L’équipe de recherche au sein de la consultation ambulatoire de maladies infectieuses centre ses activités sur les effets indésirables potentiels du traitement antirétroviral (trithérapie) ; ainsi, nous conduisons une étude clinique permettant de comparer l’efficacité des traitements visant à abaisser le cholestérol (les statines) chez des patients porteurs du VIH, afin d’évaluer si leur efficacité mériterait une prescription plus large.

Nous sommes également le site de référence pour l’étude suisse de cohorte (SHCS) à Genève et coordonnons ainsi, non seulement les patients suivis par notre centre, mais également le réseau constitué par des médecins travaillant en ville.

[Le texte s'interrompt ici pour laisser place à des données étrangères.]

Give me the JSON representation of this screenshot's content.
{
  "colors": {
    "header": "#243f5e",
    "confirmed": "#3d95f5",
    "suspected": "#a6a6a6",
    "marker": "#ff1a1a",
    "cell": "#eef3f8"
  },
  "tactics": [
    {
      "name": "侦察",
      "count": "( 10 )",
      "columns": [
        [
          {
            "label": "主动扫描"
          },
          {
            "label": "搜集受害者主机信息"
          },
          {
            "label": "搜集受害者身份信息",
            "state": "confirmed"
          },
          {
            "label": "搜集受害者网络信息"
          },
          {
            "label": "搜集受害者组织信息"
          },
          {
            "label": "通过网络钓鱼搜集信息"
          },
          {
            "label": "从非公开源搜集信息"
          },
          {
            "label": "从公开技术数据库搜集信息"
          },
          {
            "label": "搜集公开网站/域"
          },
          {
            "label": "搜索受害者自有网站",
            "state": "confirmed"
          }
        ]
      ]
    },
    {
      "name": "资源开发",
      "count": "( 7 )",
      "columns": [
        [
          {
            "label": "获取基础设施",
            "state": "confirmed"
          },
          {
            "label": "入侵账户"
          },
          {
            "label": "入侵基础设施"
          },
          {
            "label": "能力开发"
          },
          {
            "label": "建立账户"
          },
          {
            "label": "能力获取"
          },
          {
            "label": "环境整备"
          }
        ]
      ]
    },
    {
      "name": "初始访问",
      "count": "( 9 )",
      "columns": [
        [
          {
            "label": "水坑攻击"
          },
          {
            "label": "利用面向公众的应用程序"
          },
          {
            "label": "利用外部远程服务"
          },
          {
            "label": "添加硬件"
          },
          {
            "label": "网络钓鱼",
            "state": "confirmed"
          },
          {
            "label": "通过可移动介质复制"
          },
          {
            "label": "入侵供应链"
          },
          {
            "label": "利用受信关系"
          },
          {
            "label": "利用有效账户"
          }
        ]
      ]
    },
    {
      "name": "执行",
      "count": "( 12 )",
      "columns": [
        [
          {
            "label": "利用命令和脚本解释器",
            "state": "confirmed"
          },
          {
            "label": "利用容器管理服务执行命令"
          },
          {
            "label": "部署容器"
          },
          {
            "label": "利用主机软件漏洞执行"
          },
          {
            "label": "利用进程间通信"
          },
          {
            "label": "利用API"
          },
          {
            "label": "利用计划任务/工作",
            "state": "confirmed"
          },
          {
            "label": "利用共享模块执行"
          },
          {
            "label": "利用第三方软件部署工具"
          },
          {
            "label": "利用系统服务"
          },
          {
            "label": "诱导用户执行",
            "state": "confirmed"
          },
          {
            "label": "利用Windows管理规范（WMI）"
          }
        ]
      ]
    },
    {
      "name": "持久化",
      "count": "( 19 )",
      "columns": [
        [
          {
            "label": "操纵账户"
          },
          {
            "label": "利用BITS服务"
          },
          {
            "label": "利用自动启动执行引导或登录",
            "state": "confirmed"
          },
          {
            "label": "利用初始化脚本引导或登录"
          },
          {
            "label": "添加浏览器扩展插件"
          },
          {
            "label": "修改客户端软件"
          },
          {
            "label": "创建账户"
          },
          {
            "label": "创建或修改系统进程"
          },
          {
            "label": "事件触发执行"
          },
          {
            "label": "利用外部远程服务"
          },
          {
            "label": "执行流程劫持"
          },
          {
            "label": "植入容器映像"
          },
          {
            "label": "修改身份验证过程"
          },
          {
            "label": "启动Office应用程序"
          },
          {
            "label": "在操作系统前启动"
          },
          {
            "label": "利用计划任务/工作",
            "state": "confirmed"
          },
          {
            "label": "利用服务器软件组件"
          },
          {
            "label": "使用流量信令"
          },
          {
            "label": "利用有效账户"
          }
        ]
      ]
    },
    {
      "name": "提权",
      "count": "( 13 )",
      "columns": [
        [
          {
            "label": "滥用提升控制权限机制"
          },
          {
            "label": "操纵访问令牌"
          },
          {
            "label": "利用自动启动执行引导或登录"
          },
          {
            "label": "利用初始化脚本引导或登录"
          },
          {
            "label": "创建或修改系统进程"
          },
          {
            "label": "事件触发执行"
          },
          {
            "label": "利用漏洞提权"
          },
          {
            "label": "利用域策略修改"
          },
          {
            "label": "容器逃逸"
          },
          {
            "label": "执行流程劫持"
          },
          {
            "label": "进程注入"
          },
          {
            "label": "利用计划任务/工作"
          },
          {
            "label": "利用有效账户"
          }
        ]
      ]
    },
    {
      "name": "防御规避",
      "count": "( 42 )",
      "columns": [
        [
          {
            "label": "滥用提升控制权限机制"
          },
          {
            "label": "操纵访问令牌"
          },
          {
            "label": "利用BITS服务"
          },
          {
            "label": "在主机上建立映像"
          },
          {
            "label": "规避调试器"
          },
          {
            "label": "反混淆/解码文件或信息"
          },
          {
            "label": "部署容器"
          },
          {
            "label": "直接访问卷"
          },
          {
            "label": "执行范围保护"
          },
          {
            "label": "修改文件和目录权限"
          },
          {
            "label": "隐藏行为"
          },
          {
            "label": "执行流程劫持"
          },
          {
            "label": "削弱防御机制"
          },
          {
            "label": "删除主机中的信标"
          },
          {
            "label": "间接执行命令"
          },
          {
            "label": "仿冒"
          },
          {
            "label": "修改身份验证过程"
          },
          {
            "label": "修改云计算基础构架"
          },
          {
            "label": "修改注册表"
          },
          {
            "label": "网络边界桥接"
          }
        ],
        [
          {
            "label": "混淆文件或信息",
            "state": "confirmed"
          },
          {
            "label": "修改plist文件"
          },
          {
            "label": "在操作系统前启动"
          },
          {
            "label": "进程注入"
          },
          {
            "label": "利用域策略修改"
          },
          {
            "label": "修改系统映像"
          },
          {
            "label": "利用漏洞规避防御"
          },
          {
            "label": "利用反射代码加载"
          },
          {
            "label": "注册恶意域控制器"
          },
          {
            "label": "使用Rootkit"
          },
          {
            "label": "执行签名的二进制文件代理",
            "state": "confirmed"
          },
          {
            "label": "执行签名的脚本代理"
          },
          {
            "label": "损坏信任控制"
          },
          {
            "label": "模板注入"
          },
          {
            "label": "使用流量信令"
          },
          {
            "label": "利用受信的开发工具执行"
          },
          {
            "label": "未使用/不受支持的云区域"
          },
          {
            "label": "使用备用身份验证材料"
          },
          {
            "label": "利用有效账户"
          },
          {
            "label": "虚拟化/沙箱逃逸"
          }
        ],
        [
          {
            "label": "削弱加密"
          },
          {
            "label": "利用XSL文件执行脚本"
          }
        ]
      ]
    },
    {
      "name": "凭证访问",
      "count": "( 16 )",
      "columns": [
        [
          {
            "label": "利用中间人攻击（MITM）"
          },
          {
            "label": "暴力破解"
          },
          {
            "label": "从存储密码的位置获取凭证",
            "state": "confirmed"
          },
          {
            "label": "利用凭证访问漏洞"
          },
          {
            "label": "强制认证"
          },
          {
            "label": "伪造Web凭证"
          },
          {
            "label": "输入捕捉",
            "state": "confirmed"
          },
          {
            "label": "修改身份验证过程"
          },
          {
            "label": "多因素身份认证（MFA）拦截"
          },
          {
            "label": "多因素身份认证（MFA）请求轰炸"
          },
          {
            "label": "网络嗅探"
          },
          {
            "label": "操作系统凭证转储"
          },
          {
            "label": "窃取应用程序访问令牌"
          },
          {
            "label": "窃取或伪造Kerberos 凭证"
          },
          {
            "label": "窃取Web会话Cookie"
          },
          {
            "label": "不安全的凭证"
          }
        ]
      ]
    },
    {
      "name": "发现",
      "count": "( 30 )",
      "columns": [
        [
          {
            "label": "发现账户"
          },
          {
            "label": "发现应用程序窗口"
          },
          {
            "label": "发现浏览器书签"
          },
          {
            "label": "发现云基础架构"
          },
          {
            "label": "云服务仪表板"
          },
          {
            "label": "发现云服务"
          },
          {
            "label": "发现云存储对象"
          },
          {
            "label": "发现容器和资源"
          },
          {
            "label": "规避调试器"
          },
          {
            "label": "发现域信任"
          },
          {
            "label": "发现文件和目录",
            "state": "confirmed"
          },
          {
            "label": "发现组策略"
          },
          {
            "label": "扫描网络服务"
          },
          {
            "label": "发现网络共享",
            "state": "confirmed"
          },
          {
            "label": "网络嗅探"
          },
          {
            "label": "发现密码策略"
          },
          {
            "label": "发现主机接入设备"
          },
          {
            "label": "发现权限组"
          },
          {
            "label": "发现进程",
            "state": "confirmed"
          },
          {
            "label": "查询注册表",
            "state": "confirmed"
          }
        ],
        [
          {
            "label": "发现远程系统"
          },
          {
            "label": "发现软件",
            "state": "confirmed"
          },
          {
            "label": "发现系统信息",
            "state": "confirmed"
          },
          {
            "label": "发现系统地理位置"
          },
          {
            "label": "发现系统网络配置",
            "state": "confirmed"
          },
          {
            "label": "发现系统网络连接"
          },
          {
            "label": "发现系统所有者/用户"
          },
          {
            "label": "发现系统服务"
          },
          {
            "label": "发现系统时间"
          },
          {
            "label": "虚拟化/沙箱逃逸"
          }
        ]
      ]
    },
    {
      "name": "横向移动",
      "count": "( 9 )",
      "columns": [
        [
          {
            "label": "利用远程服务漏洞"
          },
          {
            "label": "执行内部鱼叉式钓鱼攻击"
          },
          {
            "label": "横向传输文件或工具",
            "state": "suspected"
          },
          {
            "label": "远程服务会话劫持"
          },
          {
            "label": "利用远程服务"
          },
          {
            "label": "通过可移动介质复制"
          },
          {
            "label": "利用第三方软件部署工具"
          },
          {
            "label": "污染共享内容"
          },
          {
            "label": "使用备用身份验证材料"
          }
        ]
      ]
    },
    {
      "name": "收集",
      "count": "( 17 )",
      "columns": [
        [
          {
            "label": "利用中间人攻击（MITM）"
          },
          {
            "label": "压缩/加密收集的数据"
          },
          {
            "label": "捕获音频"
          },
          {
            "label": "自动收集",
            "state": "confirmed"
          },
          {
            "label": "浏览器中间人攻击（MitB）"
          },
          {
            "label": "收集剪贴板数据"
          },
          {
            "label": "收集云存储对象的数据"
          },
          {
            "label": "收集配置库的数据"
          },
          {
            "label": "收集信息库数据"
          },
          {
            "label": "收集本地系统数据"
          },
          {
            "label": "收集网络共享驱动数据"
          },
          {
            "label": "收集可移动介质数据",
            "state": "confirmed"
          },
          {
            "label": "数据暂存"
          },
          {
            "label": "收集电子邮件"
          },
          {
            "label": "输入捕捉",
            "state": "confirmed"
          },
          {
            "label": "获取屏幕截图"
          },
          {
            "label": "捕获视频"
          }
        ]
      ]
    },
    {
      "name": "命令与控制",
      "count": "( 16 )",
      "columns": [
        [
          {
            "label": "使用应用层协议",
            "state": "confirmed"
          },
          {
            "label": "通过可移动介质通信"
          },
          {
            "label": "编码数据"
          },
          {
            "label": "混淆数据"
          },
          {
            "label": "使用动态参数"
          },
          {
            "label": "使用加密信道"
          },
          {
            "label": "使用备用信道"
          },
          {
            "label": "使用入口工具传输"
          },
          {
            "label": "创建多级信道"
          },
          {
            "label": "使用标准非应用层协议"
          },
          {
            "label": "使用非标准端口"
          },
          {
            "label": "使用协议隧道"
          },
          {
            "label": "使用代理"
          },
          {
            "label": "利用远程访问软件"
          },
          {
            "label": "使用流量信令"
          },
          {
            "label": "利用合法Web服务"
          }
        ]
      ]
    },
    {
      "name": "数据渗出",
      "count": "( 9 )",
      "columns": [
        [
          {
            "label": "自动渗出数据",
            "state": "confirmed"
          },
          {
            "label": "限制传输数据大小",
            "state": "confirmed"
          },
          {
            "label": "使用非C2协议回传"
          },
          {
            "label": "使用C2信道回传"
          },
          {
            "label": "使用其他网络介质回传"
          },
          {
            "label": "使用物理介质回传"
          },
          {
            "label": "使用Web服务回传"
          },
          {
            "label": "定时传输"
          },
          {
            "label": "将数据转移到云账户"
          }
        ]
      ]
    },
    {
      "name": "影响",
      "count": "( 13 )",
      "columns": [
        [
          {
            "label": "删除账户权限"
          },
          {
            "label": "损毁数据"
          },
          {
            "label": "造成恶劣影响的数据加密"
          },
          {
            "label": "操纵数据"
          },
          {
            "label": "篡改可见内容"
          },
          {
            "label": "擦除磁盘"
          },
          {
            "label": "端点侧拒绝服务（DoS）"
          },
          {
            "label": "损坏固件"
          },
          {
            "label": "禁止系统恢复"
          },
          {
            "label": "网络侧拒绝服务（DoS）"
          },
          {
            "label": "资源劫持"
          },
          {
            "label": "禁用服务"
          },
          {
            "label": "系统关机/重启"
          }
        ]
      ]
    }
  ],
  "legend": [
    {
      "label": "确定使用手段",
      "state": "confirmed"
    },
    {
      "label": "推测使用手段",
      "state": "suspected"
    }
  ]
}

Dans le cadre de l’étude suisse de cohorte (www.SHCS.ch), de nombreuses études portant sur des nouvelles thérapies antirétrovirales, ou encore sur l’évaluation des troubles rénaux, osseux ou cardiaques présentés par les personnes porteuses du VIH permettent une recherche intégrée au suivi clinique, assurant ainsi des soins de qualité aux patients et une recherche de pointe.

 

Prévention et traitement des infections dans le domaine orthopédique

La prévention des infections en chirurgie est un sujet vaste, qui implique des mesures pré-, péri- et post-opératoires. Très souvent, les patients victimes d'une infection ostéo-articulaire nécessiteront un suivi à vie, qu'il s'agisse d'une pathologie orthopédique (infection de prothèse), d'une fracture ouverte infectée ou d'un problème de pied diabétique infecté. Bien que relativement rares, les infections ostéo-articulaires constituent un défi pour les équipes soignantes (médecins, infirmières et physiothérapeutes) et une épreuve pour les patients. Dans notre hôpital, la prise en charge des patients avec une infection ostéo-articulaire est multidisciplinaire, réunissant les compétences spécialisées et acquises de longue date de chacun(e). Enfin, s'agissant de problématiques complexes, nous menons en parallèle plusieurs projets de recherche scientifiques et cliniques afin d'assurer aux patients le meilleur traitement possible. 

 

Infections chez les patients immunosupprimés

Les Hôpitaux universitaires de Genève sont un des centres de transplantation de cellules souches hématopoïétiques et d’organes solides (foie, rein, pancréas, îlots de Langerhans) en Suisse. De plus. les HUG suivent un grand nombre de patients transplantés pulmonaires et cardiaques. De par leur immunosuppression chronique ces patients ont un risque infectieux particulièrement élevé. L’équipe de recherche de la consultation infectiologique des patients immunosupprimés centre ses projets de recherche sur l’épidémiologie, la prévention et le traitement des infections survenant chez ces patients transplantés. Elle est fortement impliquée dans des études multicentriques suisses, notamment sur les infections fongiques chez ces patients, utilisant comme plateforme de recherche la base de donnée de la « Cohorte Suisse de Transplantation » (STCS, www.stcs.ch) (Voir la liste des publications disponibles).

 

Radicaux libres et cellules souches

Le laboratoire de recherche se concentrant sur les radicaux libre et les cellules souches est fait des études sur la granulomatose chronique, une maladie génétique caractérisée par un manque de NADPH oxydase résultant dans une incapacité de leucocytes de générer des radicaux libres. Cette maladie prédispose aux maladies infectieuses et aux maladies inflammatoires.
Récemment, le laboratoire s’est particulièrement intéressé à la relation entre la granulomatose chronique et les infections aux mycobactéries.
Dans le domaine des cellules souches, le Pr Krause est responsable du laboratoire de thérapie cellulaire expérimentale des HUG. En plus de la thérapie cellulaire, le laboratoire s'intéresse également à l'application de cellules souches aux études de maladies infectieuses. En particulier, le laboratoire a développé des approches en ingénierie tissulaire afin d'étudier les infections du système nerveux central humain.